Przemek chyba cos pomieszales. Z moich obserwacji wynika, ze jest dokladnie na odwrot. Zycie toczy sie do poznych godzin nocnych, nocne targi na ulicach wrecz tetnia zyciem, sklepy sa otwarte chyba do polnocy, natomiast rano wszystko jest pozamykane.
Oczywiscie nie pisze o Singapurze, bo nie znam, ale o innych miejscach w Azji.

W Singapurze słońce wchodzi i zachodzi o 7. Sklepy i bazary otwierają się o 8. O 7 rano można kupić kawę i wielką pyzę z mięsem w środku lub coś w markecie całodobowym. Nawet piekarnia jest otwarta o 7.30 :( A do szkoły na 7.15. Dobrze, że tam można kupić jedzenie.

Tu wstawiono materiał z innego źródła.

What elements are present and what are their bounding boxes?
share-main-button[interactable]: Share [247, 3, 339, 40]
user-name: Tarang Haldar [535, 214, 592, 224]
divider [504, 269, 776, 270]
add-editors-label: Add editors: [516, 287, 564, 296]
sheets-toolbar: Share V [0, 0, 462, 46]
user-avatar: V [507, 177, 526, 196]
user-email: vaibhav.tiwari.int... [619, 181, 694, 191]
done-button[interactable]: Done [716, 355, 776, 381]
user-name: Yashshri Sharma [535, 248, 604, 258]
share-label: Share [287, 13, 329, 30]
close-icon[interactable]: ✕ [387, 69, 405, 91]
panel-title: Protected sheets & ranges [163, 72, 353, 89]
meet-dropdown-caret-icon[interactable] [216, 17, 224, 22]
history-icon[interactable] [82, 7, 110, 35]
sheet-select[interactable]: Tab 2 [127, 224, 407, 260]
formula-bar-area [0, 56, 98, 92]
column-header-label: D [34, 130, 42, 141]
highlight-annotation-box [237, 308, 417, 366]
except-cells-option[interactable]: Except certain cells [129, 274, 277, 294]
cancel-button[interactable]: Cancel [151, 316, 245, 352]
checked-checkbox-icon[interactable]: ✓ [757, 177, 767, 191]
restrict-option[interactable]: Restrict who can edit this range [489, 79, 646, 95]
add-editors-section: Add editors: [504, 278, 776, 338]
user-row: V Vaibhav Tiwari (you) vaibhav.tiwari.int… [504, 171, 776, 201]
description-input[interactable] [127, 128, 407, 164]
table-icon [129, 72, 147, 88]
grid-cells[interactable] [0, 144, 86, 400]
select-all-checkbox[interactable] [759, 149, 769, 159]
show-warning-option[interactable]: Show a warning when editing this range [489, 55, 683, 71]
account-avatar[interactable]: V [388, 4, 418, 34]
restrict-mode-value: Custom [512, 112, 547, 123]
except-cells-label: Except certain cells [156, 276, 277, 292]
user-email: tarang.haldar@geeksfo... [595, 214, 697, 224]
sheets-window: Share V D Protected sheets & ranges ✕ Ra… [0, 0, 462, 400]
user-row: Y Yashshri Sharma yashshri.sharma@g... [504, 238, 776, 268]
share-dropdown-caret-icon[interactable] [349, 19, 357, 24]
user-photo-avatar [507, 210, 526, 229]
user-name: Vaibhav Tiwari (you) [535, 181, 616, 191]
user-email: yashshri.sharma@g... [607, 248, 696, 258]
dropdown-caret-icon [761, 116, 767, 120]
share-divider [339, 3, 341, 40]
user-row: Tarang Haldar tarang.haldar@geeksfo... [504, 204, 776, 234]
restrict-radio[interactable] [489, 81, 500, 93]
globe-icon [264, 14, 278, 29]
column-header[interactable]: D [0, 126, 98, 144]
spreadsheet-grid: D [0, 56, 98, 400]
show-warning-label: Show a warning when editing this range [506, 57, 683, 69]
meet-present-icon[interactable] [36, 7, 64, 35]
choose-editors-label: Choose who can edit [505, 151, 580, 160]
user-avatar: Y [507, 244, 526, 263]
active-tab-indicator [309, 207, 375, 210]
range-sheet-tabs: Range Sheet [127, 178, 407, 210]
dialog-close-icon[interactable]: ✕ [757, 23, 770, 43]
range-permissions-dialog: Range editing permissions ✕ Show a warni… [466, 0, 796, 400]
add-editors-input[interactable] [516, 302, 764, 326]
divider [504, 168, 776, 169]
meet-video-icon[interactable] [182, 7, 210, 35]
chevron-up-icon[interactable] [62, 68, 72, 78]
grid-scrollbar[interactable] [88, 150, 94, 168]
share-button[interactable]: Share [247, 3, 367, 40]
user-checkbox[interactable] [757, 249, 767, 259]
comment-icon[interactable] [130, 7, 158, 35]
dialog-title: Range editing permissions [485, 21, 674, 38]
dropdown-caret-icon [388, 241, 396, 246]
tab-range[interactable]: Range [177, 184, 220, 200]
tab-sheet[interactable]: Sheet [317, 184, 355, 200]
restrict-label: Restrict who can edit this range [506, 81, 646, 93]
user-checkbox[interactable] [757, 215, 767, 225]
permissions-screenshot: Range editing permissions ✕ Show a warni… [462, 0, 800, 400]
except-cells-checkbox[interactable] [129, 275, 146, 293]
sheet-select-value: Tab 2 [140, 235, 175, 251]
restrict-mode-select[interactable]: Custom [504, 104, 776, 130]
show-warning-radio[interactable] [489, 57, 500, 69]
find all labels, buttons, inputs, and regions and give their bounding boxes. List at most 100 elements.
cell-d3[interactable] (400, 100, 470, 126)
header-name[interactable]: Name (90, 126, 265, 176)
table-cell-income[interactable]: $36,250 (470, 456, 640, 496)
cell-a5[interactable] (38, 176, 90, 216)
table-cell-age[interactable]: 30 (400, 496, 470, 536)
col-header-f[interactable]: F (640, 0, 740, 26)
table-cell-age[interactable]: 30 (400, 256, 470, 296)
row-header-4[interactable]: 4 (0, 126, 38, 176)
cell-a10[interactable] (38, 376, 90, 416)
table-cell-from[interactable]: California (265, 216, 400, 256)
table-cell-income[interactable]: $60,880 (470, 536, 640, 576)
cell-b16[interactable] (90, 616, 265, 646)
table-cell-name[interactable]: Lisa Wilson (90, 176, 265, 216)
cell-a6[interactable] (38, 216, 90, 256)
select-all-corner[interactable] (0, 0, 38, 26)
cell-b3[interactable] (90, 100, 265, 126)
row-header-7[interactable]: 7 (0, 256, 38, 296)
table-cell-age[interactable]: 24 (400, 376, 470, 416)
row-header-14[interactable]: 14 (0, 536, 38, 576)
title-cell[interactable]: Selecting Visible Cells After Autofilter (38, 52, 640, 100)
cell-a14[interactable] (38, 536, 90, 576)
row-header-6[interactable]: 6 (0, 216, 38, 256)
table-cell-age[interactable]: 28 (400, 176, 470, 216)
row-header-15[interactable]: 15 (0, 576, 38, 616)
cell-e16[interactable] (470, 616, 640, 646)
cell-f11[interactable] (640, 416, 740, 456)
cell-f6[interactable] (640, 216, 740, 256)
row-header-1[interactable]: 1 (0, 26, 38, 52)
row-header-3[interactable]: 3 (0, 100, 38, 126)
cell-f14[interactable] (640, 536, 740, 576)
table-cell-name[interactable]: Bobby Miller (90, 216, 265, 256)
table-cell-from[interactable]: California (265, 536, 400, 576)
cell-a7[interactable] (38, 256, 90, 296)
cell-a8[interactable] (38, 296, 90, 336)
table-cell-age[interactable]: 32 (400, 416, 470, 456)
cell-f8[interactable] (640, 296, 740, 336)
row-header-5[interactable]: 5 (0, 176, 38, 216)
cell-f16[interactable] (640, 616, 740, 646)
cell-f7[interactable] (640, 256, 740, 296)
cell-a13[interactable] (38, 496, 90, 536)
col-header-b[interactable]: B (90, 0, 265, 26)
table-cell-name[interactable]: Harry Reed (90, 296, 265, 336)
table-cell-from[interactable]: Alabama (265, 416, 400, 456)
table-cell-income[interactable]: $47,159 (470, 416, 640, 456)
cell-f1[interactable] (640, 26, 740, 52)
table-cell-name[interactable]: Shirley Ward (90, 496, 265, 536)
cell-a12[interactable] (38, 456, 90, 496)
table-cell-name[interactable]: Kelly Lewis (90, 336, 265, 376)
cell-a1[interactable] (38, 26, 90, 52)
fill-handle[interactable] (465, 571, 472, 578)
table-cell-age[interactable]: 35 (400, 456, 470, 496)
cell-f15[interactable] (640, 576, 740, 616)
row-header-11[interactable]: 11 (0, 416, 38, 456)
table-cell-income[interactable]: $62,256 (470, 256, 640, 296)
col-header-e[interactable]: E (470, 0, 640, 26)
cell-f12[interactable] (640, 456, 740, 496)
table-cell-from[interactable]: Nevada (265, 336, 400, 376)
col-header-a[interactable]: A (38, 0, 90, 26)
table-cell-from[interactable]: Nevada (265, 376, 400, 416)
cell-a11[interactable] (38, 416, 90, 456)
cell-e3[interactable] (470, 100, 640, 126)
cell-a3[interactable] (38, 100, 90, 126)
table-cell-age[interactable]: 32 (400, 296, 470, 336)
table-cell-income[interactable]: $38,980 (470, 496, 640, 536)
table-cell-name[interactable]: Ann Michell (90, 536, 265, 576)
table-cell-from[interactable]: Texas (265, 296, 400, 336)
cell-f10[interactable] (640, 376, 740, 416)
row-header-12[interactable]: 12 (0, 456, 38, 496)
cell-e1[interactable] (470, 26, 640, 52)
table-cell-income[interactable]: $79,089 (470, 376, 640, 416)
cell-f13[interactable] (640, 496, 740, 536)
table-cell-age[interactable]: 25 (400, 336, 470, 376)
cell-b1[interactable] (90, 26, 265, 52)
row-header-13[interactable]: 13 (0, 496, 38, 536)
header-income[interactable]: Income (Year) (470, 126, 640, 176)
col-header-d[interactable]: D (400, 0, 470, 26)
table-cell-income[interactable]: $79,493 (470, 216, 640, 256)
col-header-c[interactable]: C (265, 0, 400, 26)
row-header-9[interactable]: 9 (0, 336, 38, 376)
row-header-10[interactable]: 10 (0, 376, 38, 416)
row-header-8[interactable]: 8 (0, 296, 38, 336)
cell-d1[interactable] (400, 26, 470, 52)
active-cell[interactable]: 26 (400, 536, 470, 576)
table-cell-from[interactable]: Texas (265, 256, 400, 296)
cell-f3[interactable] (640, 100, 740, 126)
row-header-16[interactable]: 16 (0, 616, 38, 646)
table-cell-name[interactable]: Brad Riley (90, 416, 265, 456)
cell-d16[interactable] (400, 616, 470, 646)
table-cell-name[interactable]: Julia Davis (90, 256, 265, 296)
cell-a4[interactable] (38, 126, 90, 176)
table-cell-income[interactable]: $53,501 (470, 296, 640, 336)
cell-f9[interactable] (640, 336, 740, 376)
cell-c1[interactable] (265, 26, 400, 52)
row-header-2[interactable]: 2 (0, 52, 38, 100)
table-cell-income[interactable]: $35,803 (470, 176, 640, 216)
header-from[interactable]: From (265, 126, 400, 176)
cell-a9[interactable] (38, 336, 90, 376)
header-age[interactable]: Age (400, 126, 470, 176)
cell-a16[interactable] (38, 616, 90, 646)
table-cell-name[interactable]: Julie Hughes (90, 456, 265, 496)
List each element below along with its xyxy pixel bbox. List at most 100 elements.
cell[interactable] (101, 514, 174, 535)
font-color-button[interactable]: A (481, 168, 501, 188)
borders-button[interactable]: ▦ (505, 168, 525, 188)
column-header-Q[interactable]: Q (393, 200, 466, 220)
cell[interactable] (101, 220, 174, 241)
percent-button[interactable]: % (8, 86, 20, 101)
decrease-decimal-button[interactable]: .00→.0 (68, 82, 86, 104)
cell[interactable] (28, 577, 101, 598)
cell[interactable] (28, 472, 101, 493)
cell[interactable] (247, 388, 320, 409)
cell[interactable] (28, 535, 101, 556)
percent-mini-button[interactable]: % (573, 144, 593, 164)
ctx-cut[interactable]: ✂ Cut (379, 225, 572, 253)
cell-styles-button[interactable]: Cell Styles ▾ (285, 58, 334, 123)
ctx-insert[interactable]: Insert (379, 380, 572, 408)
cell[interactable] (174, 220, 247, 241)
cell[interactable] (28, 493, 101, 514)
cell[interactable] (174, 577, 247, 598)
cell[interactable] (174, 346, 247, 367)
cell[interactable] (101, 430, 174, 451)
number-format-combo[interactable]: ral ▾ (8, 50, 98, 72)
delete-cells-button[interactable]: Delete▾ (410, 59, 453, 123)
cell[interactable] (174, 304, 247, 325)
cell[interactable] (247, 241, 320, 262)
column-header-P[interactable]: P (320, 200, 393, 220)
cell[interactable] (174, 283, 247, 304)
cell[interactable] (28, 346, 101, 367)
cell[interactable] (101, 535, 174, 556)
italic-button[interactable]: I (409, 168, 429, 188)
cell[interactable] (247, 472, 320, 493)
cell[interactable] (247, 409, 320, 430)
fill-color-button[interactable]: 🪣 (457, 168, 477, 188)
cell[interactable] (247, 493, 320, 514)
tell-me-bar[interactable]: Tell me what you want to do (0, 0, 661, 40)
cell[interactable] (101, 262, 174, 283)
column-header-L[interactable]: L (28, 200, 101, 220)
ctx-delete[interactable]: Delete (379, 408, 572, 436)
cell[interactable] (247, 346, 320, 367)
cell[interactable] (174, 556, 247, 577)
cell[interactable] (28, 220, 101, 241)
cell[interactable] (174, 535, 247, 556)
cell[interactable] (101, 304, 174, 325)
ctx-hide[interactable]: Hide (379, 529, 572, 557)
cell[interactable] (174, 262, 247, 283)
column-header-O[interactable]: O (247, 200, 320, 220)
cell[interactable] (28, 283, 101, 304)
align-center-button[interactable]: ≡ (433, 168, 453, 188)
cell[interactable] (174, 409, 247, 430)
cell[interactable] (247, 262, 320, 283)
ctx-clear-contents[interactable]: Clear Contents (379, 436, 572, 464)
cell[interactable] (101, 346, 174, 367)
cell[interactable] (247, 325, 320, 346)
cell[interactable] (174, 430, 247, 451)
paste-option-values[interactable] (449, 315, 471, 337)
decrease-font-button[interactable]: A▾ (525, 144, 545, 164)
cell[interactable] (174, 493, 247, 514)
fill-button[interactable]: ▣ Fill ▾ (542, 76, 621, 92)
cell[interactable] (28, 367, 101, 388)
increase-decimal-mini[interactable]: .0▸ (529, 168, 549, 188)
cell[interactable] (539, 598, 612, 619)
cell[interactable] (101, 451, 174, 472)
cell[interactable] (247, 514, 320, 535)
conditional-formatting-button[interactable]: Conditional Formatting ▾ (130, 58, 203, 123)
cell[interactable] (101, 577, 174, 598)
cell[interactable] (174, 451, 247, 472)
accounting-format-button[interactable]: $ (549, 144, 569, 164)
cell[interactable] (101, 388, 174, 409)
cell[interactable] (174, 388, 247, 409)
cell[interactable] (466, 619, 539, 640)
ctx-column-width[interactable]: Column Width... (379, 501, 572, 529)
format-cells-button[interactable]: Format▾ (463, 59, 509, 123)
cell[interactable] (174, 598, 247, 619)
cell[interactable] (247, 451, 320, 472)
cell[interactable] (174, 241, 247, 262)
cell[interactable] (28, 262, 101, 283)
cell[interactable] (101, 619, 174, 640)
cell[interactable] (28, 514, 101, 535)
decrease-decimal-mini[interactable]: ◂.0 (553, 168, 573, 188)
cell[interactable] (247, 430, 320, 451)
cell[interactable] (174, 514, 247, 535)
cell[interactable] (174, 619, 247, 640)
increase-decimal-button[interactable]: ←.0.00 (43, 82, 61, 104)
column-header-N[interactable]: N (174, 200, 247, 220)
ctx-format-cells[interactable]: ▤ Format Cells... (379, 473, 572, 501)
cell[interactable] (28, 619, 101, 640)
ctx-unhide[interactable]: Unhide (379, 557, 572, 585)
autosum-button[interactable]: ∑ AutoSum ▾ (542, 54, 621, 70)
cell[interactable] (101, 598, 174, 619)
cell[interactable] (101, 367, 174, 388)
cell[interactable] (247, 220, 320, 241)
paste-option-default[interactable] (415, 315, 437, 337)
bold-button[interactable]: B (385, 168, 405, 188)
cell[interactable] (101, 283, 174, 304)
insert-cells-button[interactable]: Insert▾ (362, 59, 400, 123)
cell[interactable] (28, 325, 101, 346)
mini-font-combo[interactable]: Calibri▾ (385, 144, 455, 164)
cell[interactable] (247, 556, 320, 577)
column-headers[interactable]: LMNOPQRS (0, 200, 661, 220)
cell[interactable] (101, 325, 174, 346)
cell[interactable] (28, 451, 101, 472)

Po przeczytaniu tego posta wiem na pewno, że Singapur nie dla mnie, oj nie dla mnie :)

Hmm... Na Tajwanie do porannych rozrywek młodszego pokolenia trzeba dorzucić jeszcze - sprzątanie terenu okołoszkolnego, wykonywane miotłami i łopatami w rączkach uczniów od podstawówki do pierwszego roku studiów włącznie, codziennie od 7rano. Kreuje to postawę obywatelską, pokorę i zamiłowanie do porządku...(ponoć).
I co ciekawe, wstają te dzieci na 7 rano, rodzice wiozą je takie zombiakowate do szkółki, potem zajęcia do 5-6 po południu, następnie zajęcia dodatkowe do 21-22, i jeszcze mają zdrowie szwendać się po ulicy i na night marketach...
Mają ludzie zdrowie, pozazdrościć... Ja od początku pobytu budzę zdziwienie ziewając o 23 i odmawiając superaśnych nocnych rozrywek, spacerów, spotkań i obiadków o 24.